What happens if my application needs Bundler 2, but I only have Bundler 1 installed?

If you try to use Bundler 1 on an application that requires Bundler 2, you’ll see an error message explaining that you need to install Bundler 2. Go ahead and run gem install bundler, and then it should work.

What happens if my application needs Bundler 1, but I only have Bundler 2 installed?

If you try to use Bundler 2 on an application that needs Bundler 1, and you also don’t have Bundler 1 installed at all, you’ll see an error message asking you to install Bundler 1. Go ahead and run gem install bundler -v "~>1.0" to install the latest 1.x version of Bundler, and then try your command again.
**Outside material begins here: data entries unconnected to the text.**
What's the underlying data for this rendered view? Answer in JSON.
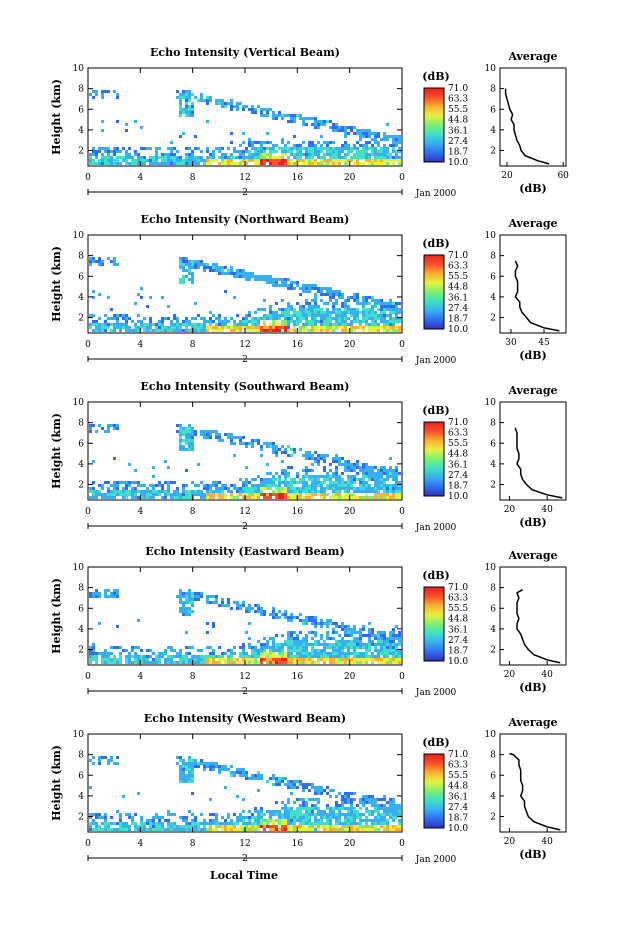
{
  "chart_data": {
    "type": "heatmap",
    "x_axis": {
      "label": "Local Time",
      "range": [
        0,
        24
      ],
      "ticks": [
        "0",
        "4",
        "8",
        "12",
        "16",
        "20",
        "0"
      ],
      "date_label": "Jan 2000",
      "day_marker": "2"
    },
    "y_axis": {
      "label": "Height (km)",
      "range": [
        0.5,
        10
      ],
      "ticks": [
        "2",
        "4",
        "6",
        "8",
        "10"
      ]
    },
    "colorbar": {
      "unit": "(dB)",
      "ticks": [
        "71.0",
        "63.3",
        "55.5",
        "44.8",
        "36.1",
        "27.4",
        "18.7",
        "10.0"
      ],
      "range": [
        10,
        71
      ],
      "colors": [
        "#3030c0",
        "#2f6ef0",
        "#38b0f0",
        "#40e0c8",
        "#7af070",
        "#e8f040",
        "#f8b030",
        "#f85028",
        "#e82020"
      ]
    },
    "average_title": "Average",
    "average_xlabel": "(dB)",
    "panels": [
      {
        "title": "Echo Intensity (Vertical Beam)",
        "avg_xticks": [
          "20",
          "60"
        ],
        "avg_xrange": [
          15,
          62
        ],
        "profile": [
          [
            0.7,
            50
          ],
          [
            1.0,
            42
          ],
          [
            1.5,
            33
          ],
          [
            2.0,
            30
          ],
          [
            2.5,
            29
          ],
          [
            3.0,
            27
          ],
          [
            3.5,
            26
          ],
          [
            4.0,
            25
          ],
          [
            4.5,
            25
          ],
          [
            5.0,
            23
          ],
          [
            5.5,
            24
          ],
          [
            6.0,
            22
          ],
          [
            6.5,
            21
          ],
          [
            7.0,
            20
          ],
          [
            7.5,
            19
          ],
          [
            8.0,
            19
          ]
        ]
      },
      {
        "title": "Echo Intensity (Northward Beam)",
        "avg_xticks": [
          "30",
          "45"
        ],
        "avg_xrange": [
          25,
          55
        ],
        "profile": [
          [
            0.7,
            52
          ],
          [
            1.0,
            45
          ],
          [
            1.5,
            39
          ],
          [
            2.0,
            37
          ],
          [
            2.5,
            35
          ],
          [
            3.0,
            34
          ],
          [
            3.5,
            34
          ],
          [
            4.0,
            32
          ],
          [
            4.5,
            33
          ],
          [
            5.0,
            33
          ],
          [
            5.5,
            33
          ],
          [
            6.0,
            32
          ],
          [
            6.5,
            32
          ],
          [
            7.0,
            33
          ],
          [
            7.5,
            32
          ]
        ]
      },
      {
        "title": "Echo Intensity (Southward Beam)",
        "avg_xticks": [
          "20",
          "40"
        ],
        "avg_xrange": [
          15,
          50
        ],
        "profile": [
          [
            0.7,
            48
          ],
          [
            1.0,
            40
          ],
          [
            1.5,
            32
          ],
          [
            2.0,
            29
          ],
          [
            2.5,
            27
          ],
          [
            3.0,
            26
          ],
          [
            3.5,
            26
          ],
          [
            4.0,
            24
          ],
          [
            4.5,
            25
          ],
          [
            5.0,
            25
          ],
          [
            5.5,
            24
          ],
          [
            6.0,
            24
          ],
          [
            6.5,
            24
          ],
          [
            7.0,
            24
          ],
          [
            7.5,
            23
          ]
        ]
      },
      {
        "title": "Echo Intensity (Eastward Beam)",
        "avg_xticks": [
          "20",
          "40"
        ],
        "avg_xrange": [
          15,
          50
        ],
        "profile": [
          [
            0.7,
            47
          ],
          [
            1.0,
            40
          ],
          [
            1.5,
            33
          ],
          [
            2.0,
            30
          ],
          [
            2.5,
            28
          ],
          [
            3.0,
            27
          ],
          [
            3.5,
            26
          ],
          [
            4.0,
            24
          ],
          [
            4.5,
            24
          ],
          [
            5.0,
            25
          ],
          [
            5.5,
            24
          ],
          [
            6.0,
            24
          ],
          [
            6.5,
            24
          ],
          [
            7.0,
            25
          ],
          [
            7.5,
            24
          ],
          [
            7.8,
            27
          ]
        ]
      },
      {
        "title": "Echo Intensity (Westward Beam)",
        "avg_xticks": [
          "20",
          "40"
        ],
        "avg_xrange": [
          15,
          50
        ],
        "profile": [
          [
            0.7,
            47
          ],
          [
            1.0,
            40
          ],
          [
            1.5,
            33
          ],
          [
            2.0,
            30
          ],
          [
            2.5,
            29
          ],
          [
            3.0,
            28
          ],
          [
            3.5,
            28
          ],
          [
            4.0,
            26
          ],
          [
            4.5,
            27
          ],
          [
            5.0,
            27
          ],
          [
            5.5,
            26
          ],
          [
            6.0,
            26
          ],
          [
            6.5,
            26
          ],
          [
            7.0,
            25
          ],
          [
            7.5,
            25
          ],
          [
            8.0,
            22
          ],
          [
            8.1,
            20
          ]
        ]
      }
    ]
  }
}
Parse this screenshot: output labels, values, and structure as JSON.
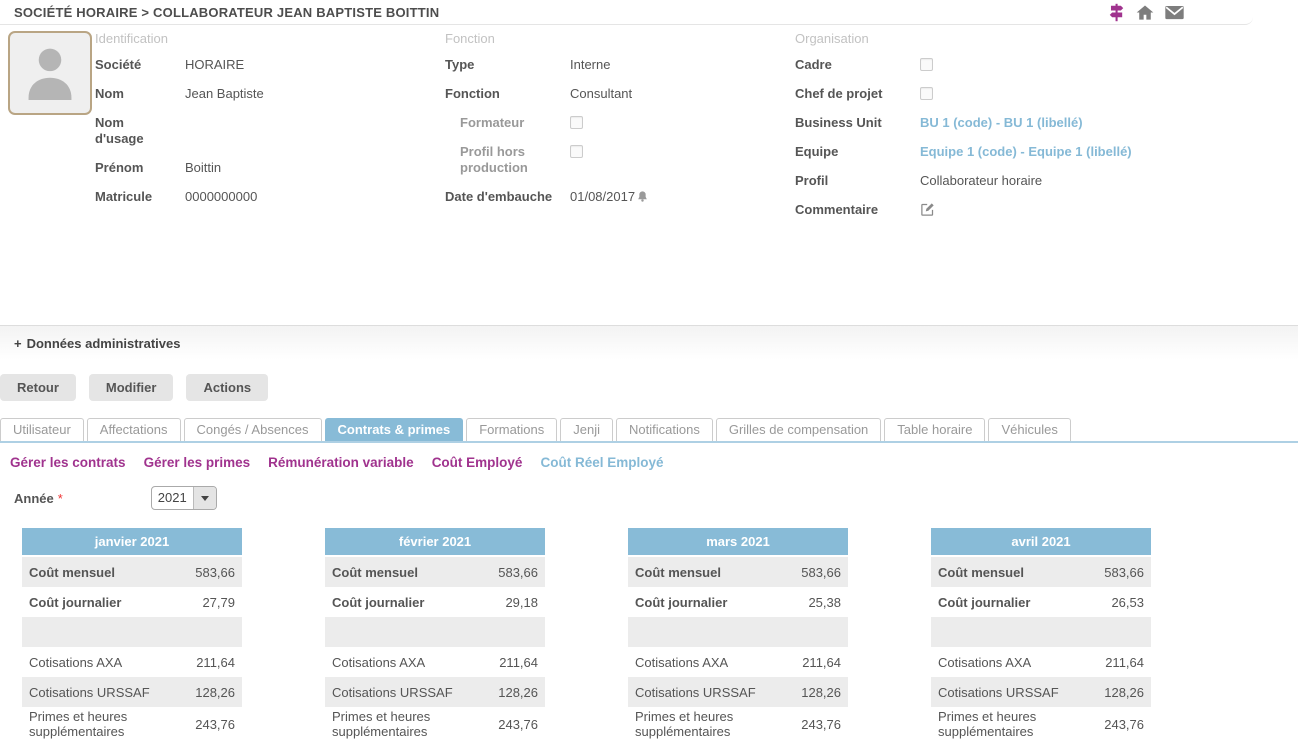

Can I downgrade my application from Bundler 2 to Bundler 1?

Bundler 2 does not provide a way to downgrade a Gemfile back to Bundler 1. Instead, we recommend checking in your Gemfile and Gemfile.lock before you upgrade your application. That way, if something goes wrong, you can revert to the previous commit and go back to using Bundler 1.

There was an issue upgrading my application to Bundler 2

Oh no! Sorry about that. Please head over to our troubleshooting guide and open a ticket so that we can try to fix your problem ASAP.

Will Bundler 2 have any other notable changes?

Bundler 2 includes these changes:

  • Remove support for deprecated versions of Ruby (< 2.3)
  • Remove support for deprecated versions of RubyGems (< 2.5.0)
  • Print Bundler errors to STDERR instead of STDOUT
  • The github: shortcut in the Gemfile will use https instead of http

Can I use Bundler 2 on Heroku?

Yes you can! The Heroku team has said they plan to upgrade the official Ruby buildpack to Bundler 2, but it will take some time. They have a zillion users, so that totally makes sense.

In the meantime, you can use our buildpack, which is exactly the same as Heroku’s but with Bundler 2.

Note: Support for the Bundler 2 buildpack is limited. You are welcome to report issues at the bundler/heroku-buildpack-bundler2 repository, but we can’t guarantee solutions.